On a motion to dismiss pursuant to CPLR 3211, the sole criterion is whether the pleading states a cause of action and if, from its four corners, the factual allegations, taken together, manifest any cause of action cognizable at law (Guggenheimer v. Ginzburg, 43 NY2d 268, 275). The court is to liberally construe the complaint, accept the alleged facts as true, and give the plaintiff the benefit of every possible favorable inference (Leon v. Martinez, 84 NY2d 83, 87). A court may freely consider affidavits submitted by the plaintiff to remedy any defects in the complaint (Rovello v. Orofino Realty, 40 NY2d 633, 635). When evidentiary material is considered, the inquiry turns from whether the complaint states a cause of action to whether the plaintiff actually has one. Unless it can be shown that a material fact as claimed by the plaintiff is not a fact at all and that no significant dispute exists regarding it, the complaint should not be dismissed (Guggenheimer v. Ginzburg, supra).
The affidavits submitted by Elliot in this action and in the prior action reveal that he did not recall in 2006 having executed the declaration nine years earlier in 1997. The court finds that, under these circumstances, there are significant factual disputes as to whether the declaration was in Elliot's mind in 2006 and whether his knowledge thereof can be imputed to the plaintiffs. Accordingly, the court declines to dismiss the complaint under exclusion 3(a).
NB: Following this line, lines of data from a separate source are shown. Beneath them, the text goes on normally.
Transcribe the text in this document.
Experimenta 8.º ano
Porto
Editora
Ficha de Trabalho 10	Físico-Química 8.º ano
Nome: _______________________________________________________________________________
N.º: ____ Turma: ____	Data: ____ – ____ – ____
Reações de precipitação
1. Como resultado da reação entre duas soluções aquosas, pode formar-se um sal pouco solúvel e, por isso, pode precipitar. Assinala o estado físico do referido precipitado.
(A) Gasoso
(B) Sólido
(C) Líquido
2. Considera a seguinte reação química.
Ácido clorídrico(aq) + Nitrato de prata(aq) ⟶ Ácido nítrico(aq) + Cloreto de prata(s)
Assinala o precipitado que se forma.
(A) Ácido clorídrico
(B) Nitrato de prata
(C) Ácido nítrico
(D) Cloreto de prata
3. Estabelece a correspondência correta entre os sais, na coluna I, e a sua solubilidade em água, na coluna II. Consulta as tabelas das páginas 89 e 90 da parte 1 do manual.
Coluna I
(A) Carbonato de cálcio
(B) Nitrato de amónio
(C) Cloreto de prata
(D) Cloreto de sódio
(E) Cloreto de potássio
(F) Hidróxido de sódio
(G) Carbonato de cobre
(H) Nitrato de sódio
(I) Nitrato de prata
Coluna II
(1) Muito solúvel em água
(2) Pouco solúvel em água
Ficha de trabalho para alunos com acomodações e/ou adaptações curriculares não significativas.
The defendant's alternate ground for dismissal is that the plaintiffs failed to cooperate with the investigation of their claim. In support thereof, the defendant relies on the affidavit of its senior claims counsel and letters and e-mails between the plaintiffs' counsel and its senior claims counsel.
A motion to dismiss pursuant to CPLR 3211 (a) (1) will be granted only if the documentary evidence resolves all factual issues as a matter of law and conclusively disposes of the plaintiff's claim (Fontanetta v. John Doe 1, 73 AD3d 78, 83). In order for evidence to qualify as documentary, it must be unambiguous, authentic and undeniable (Granada Condominium III Assoc. v. Palomino, 78 AD3d 996, 997). If the evidence submitted is not "documentary," the motion must be denied (Fontanetta at 84). Affidavits are not documentary evidence, nor are letters and e-mails (Granada at 997; Fontanetta at 85-87). Thus, the materials submitted by the defendant in support of this branch of its motion to dismiss do not constitute documentary evidence within the meaning of CPLR 3211 (a) (1). In any event, they fail to establish the plaintiff's noncooperation as a matter of law (Granada at 997). Accordingly, the motion is denied.